Robin Williams’ Widow Writes A Devastating Account Of His Final Year

Susan Schneider Williams, Robin Williams’ widow, wrote a devastating account of her husband’s final year of life before he died by suicide in 2014.

An autopsy revealed that Robin Williams had Lewy body disease, an umbrella term used to describe both Parkinson’s disease dementia and dementia with Lewy bodies. In a letter this week addressed to neurologists, Susan described the “terrorist” who lived inside her husband’s brain and caused him to forget his movie lines, plagued him with delusions and paranoia, and engulfed him in fear, anxiety and depression.

Her account of his medical journey illustrates just how difficult it is for a typical Lewy body disease patient to get properly diagnosed, how prescribed medicines for misdiagnosed conditions may have exacerbated his symptoms, and how patients who are properly diagnosed have no cure for their disease.

“I am not convinced that the knowledge would have done much more than prolong Robin’s agony,” she wrote. “Even if we experienced some level of comfort in knowing the name, and fleeting hope from temporary comfort with medications, the terrorist was still going to kill him.

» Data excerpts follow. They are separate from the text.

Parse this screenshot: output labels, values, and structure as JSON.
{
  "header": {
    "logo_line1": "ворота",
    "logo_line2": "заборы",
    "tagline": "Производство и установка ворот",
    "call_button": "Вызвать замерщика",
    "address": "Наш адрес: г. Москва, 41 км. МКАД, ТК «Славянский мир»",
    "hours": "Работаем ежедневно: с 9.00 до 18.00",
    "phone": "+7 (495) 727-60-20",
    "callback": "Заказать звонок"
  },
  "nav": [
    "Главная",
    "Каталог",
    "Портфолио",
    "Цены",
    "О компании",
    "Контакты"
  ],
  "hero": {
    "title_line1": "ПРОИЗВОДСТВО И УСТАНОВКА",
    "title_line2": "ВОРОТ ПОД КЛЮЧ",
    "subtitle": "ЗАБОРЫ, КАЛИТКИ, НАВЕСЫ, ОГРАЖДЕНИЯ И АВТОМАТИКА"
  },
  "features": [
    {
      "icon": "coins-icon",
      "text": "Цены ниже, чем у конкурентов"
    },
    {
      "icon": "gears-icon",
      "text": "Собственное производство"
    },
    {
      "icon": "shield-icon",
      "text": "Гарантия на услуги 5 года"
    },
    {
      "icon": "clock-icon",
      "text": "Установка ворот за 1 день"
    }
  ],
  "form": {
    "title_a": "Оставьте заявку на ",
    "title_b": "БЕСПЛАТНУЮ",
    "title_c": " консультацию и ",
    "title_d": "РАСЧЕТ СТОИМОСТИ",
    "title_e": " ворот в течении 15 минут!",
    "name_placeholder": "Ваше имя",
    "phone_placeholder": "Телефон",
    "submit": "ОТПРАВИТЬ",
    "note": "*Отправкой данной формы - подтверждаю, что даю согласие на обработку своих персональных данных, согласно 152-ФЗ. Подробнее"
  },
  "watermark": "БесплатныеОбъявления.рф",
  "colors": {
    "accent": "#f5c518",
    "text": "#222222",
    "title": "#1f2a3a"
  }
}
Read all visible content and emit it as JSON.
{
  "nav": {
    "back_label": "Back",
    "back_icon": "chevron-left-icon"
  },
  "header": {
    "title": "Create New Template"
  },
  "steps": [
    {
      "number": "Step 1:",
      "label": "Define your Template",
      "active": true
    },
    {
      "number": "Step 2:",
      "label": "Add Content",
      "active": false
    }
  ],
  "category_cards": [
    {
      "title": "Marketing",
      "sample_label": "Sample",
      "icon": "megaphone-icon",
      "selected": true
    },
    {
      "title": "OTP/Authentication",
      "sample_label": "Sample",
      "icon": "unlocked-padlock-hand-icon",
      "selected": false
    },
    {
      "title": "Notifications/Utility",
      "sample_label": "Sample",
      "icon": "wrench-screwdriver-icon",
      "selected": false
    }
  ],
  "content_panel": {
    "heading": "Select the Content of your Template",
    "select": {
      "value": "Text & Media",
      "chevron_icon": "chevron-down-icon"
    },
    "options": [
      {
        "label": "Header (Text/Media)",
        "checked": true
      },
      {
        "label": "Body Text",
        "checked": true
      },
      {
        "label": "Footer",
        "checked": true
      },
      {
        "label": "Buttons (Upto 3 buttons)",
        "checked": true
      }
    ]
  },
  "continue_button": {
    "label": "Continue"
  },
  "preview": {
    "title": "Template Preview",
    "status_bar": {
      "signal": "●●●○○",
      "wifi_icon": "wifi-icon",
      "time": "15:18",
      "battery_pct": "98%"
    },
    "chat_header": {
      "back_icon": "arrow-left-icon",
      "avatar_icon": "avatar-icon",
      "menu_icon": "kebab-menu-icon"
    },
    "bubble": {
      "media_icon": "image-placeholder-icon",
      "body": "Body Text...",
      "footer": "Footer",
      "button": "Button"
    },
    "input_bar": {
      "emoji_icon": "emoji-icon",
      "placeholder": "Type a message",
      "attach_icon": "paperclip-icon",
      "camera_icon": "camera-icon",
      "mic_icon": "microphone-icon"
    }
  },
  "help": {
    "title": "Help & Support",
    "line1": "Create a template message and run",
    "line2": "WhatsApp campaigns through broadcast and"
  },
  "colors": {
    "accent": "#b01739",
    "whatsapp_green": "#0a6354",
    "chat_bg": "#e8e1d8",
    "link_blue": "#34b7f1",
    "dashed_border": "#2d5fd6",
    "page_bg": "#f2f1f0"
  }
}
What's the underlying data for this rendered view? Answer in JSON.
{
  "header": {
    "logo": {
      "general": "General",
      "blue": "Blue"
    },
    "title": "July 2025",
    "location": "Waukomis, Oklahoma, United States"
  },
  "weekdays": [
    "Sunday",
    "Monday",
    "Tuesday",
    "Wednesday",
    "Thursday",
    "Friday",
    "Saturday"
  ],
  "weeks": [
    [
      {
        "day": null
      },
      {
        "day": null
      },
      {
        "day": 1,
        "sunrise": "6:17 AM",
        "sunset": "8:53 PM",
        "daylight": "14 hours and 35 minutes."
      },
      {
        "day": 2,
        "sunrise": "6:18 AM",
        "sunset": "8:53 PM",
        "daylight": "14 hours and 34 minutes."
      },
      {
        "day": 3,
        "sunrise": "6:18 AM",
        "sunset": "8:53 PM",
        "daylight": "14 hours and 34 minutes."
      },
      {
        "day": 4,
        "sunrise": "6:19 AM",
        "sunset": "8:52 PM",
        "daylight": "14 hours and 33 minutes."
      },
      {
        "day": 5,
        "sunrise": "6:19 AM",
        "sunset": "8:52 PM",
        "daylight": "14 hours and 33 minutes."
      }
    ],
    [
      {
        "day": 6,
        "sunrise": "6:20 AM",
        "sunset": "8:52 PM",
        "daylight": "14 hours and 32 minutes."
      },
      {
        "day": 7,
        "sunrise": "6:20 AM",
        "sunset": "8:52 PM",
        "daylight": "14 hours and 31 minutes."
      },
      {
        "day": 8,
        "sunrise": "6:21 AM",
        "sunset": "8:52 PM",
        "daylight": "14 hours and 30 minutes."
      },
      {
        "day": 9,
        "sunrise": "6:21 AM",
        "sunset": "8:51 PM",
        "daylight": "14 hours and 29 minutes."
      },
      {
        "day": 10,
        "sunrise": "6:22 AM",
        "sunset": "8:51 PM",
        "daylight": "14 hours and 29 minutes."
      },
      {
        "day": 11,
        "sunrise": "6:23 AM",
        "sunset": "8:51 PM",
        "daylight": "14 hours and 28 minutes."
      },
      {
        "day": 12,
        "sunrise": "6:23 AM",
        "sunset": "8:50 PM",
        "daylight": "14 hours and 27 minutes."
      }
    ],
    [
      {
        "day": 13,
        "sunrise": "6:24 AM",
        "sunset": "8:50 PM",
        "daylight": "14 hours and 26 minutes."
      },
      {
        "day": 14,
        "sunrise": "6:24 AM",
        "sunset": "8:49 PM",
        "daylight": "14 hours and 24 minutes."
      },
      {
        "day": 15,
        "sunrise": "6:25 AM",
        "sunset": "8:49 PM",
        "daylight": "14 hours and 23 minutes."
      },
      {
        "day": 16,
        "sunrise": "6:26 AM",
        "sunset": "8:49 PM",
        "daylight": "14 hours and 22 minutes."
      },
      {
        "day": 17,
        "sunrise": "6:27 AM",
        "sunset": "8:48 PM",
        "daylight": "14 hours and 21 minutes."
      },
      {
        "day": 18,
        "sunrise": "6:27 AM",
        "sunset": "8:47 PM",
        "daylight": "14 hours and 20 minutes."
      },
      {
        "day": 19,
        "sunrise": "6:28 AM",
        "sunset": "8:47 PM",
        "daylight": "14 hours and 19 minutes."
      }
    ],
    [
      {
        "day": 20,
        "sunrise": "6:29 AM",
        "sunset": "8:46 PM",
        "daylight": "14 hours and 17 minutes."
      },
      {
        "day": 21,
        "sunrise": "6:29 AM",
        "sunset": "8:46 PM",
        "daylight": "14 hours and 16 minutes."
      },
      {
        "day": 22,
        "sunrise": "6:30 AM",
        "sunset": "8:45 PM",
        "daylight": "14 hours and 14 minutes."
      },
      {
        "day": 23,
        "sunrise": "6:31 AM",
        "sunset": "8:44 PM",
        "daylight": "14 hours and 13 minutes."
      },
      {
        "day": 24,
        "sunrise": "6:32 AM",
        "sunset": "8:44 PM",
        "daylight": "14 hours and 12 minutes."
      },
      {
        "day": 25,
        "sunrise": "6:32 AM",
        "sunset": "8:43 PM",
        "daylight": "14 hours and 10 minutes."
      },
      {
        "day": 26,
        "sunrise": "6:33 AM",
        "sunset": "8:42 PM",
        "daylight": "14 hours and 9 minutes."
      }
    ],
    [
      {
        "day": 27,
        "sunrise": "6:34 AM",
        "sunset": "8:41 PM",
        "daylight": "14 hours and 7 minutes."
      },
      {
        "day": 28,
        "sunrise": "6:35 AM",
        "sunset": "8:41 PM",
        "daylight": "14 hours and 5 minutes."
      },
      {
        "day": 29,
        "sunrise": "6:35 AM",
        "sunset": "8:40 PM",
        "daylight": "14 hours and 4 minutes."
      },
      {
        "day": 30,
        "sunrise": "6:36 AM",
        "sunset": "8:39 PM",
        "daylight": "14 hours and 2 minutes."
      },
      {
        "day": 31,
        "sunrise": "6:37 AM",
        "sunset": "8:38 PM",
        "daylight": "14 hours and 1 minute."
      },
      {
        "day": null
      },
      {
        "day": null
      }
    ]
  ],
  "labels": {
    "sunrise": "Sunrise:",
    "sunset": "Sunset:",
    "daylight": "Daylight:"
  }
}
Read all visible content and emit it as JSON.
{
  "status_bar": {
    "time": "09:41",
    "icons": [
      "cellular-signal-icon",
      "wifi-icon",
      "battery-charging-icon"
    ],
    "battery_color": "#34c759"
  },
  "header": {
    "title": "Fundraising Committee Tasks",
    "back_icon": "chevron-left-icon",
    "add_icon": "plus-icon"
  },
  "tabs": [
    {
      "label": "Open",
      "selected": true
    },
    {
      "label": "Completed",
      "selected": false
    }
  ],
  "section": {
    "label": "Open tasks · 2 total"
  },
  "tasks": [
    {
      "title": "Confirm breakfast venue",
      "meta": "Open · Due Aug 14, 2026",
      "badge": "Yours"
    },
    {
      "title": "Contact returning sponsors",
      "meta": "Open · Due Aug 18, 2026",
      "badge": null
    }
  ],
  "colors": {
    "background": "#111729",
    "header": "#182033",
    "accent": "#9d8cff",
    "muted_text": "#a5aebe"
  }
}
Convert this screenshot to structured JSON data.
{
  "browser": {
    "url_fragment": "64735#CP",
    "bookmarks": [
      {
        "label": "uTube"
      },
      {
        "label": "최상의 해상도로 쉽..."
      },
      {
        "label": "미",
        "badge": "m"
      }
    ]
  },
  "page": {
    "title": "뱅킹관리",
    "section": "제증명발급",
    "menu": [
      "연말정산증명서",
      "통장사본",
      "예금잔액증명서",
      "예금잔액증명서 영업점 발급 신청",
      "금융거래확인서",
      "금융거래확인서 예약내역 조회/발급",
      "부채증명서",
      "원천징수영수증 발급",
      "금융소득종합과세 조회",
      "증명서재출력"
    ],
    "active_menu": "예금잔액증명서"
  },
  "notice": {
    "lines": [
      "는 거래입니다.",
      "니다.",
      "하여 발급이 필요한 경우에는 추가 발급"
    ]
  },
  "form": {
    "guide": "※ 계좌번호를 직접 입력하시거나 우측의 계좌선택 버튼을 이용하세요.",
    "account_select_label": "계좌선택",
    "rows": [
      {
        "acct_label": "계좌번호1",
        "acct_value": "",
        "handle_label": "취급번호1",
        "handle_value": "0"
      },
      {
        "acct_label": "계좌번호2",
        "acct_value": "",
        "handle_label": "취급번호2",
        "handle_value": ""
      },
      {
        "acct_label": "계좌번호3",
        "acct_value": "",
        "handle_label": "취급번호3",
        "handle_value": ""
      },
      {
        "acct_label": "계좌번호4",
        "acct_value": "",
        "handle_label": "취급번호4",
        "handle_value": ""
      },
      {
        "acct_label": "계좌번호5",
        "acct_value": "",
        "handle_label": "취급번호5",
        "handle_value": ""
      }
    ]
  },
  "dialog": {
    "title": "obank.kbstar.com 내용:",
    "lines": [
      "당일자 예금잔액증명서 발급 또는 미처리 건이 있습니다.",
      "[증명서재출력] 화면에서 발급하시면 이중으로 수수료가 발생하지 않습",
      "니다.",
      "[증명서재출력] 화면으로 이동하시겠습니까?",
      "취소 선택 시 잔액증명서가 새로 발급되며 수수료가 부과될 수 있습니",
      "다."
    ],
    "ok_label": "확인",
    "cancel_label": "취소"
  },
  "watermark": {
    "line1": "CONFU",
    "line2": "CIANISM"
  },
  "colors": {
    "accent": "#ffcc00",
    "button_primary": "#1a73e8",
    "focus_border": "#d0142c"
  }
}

There is no cure and Robin’s steep and rapid decline was assured.”

Physical symptoms lead to cognitive problems 

Susan begins her letter describing the fall of 2013. By then, Robin was already seeing a doctor to cope with physical symptoms like a tremor in his left hand, constipation, heartburn, insomnia and a poor sense of smell. Then, one weekend in late October, she observed that his fear and anxiety had “skyrocketed” to alarming levels, beyond his usual stress.

By winter of that year, Robin was having problems with paranoia, delusions, insomnia, memory and high levels of the stress hormone cortisol. He sought psychotherapy to help him cope with his fear and anxiety.

In April 2014, he had a panic attack while filming “Night at the Museum 3.” During filming, he struggled to memorize his lines ? unusual for the Juilliard-trained actor ? and his doctor prescribed antipsychotic medications.

Susan would later find out, months after her husband’s death, that antipsychotics can cause severe reactions in people with LBD, and in some cases even worsen their cognitive and physical symptoms. 

Finally in May, doctors diagnosed Robin Williams with Parkinson’s disease, which would explain physical symptoms like his hand tremor and difficulty moving. While the diagnosis proved comforting for a while, Susan writes that Robin sensed something was still deeply wrong ? specifically with his brain and his cognitive behavior.

“I just want to reboot my brain,” he said on one occasion. “Do I have Alzheimer’s? Dementia? Am I schizophrenic?” he asked on another.